The Institute of Transportation Engineers (ITE), founded in 1930, is an international membership association of transportation professionals interested in promoting smart growth and more livable communities as an antidote for “urban sprawl.”
In urban planning jargon, “sprawl” refers to the phenomenon of real estate development common since WWII in which housing and retail expand outside of city centers and ultimately create automobile-dependent communities where mass transit may not be viable. The growth of such communities contribute to energy consumption, air pollution and traffic congestion.
According to the Environmental Protection Agency, about 31 percent of total U.S. carbon dioxide emissions and 26 percent of total U.S. greenhouse gas emissions were generated by transportation in 2013. Tian’s study says more than half of the world’s oil and about 30 percent of total commercial world energy are consumed by the transportation sector.
To guard against the detrimental effects of sprawl, ITE has for decades published a regularly updated “Trip Generation Manual” and a “Parking Generation Manual” that are both widely used to inform transportation and urban planning projects. These reports use data from household travel surveys to create projections, respectively, for how many trips per person per day would be expected in an anticipated development and how many parking spaces would be required.
In Tian’s study, he notes that the ITE “Trip Generation Manual” states that its “[d]ata were primarily collected at suburban locations having little or no transit service, nearby pedestrian amenities, or travel demand management.”
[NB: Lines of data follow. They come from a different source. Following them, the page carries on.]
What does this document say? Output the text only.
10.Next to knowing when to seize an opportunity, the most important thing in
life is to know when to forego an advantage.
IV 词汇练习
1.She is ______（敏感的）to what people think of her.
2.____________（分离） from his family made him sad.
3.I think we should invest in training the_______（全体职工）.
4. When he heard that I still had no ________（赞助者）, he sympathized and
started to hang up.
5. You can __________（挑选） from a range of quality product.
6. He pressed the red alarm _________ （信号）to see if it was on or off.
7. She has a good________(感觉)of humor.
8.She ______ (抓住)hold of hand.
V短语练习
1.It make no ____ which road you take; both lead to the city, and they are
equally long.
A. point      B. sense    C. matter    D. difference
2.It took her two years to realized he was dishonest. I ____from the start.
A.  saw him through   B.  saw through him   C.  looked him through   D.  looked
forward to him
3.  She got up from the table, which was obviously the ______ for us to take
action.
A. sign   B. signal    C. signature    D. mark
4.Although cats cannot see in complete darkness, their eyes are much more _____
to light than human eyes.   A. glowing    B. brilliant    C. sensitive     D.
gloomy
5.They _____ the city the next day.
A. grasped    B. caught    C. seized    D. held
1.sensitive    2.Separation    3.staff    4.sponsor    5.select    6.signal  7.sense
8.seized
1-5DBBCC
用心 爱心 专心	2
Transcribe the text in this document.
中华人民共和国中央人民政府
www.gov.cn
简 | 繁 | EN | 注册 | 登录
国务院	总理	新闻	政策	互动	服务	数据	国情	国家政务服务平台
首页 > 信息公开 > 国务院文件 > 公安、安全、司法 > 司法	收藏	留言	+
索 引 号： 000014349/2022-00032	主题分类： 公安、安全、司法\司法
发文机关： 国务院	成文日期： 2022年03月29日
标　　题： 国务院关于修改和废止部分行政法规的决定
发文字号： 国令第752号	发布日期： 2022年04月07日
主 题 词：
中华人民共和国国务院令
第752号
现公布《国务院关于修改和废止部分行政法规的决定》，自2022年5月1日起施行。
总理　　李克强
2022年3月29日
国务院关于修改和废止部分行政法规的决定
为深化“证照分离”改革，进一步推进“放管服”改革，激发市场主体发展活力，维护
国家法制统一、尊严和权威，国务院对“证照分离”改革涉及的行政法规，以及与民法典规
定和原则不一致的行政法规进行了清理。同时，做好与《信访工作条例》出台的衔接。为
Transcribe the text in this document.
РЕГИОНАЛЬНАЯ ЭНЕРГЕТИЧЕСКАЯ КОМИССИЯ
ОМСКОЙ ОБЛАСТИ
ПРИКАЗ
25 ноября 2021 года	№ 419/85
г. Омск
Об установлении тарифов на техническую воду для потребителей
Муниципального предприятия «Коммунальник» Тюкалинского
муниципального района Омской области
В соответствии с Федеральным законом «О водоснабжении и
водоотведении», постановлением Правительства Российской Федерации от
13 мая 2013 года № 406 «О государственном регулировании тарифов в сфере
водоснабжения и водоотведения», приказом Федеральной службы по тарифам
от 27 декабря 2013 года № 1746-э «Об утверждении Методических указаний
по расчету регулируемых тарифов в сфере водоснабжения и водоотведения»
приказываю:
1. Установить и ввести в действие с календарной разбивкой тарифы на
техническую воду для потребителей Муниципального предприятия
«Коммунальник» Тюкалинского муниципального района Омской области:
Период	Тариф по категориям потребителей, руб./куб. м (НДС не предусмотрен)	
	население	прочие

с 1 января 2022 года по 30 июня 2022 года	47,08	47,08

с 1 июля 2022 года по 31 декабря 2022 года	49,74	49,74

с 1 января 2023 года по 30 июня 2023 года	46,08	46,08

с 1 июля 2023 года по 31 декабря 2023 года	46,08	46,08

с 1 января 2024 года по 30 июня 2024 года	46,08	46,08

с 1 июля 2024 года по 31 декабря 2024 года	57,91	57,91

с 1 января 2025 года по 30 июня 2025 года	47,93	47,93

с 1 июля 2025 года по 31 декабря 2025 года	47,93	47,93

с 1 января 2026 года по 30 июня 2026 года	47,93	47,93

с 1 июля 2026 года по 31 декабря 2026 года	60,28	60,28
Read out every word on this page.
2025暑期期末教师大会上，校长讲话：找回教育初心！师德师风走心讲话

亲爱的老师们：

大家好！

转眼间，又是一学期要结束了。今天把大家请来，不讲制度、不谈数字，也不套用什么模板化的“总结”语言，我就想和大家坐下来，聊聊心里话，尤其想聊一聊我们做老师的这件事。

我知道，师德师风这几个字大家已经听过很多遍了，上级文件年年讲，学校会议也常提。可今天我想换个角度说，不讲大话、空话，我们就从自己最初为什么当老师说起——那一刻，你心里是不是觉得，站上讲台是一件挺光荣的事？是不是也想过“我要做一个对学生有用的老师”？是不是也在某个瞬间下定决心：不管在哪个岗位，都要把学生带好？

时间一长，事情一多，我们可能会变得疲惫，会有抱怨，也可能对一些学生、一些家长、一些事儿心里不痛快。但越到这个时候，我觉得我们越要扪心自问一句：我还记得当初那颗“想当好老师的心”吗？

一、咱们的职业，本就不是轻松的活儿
Given that these factors significantly affect patterns of vehicle use in urban areas, Tian’s study sought to provide a more accurate picture.
“Compact developments that concentrate residents, workers and retail shops in close proximity to one another can ‘degenerate’ vehicle trips,” Tian explained. “Households that live in dense, mixed-use and transit-served areas tend to own fewer automobiles, a phenomenon called ‘car shedding.’ At the same time, they make more walking, bike and transit trips.”
For example, average vehicle trip rates per person are higher for single-family detached households, like those found in the suburbs, than single-family attached households. Similarly, single-family attached households have average vehicle trip rates higher than those in multifamily units like apartments and condominiums.
Also, the drop-off in vehicle trip rates is far more pronounced between average and compact neighborhoods than between sprawling and average neighborhoods. Comparing the extremes, single-family households in sprawling neighborhoods generate more than twice the number of vehicle trips per person per day than do multifamily households in compact neighborhoods.
“Our work captures the phenomena of ‘trip degeneration’ and ‘car shedding’ as development patterns become more compact, which in turn exposes the potential for significant savings while developing urban projects,” Tian said.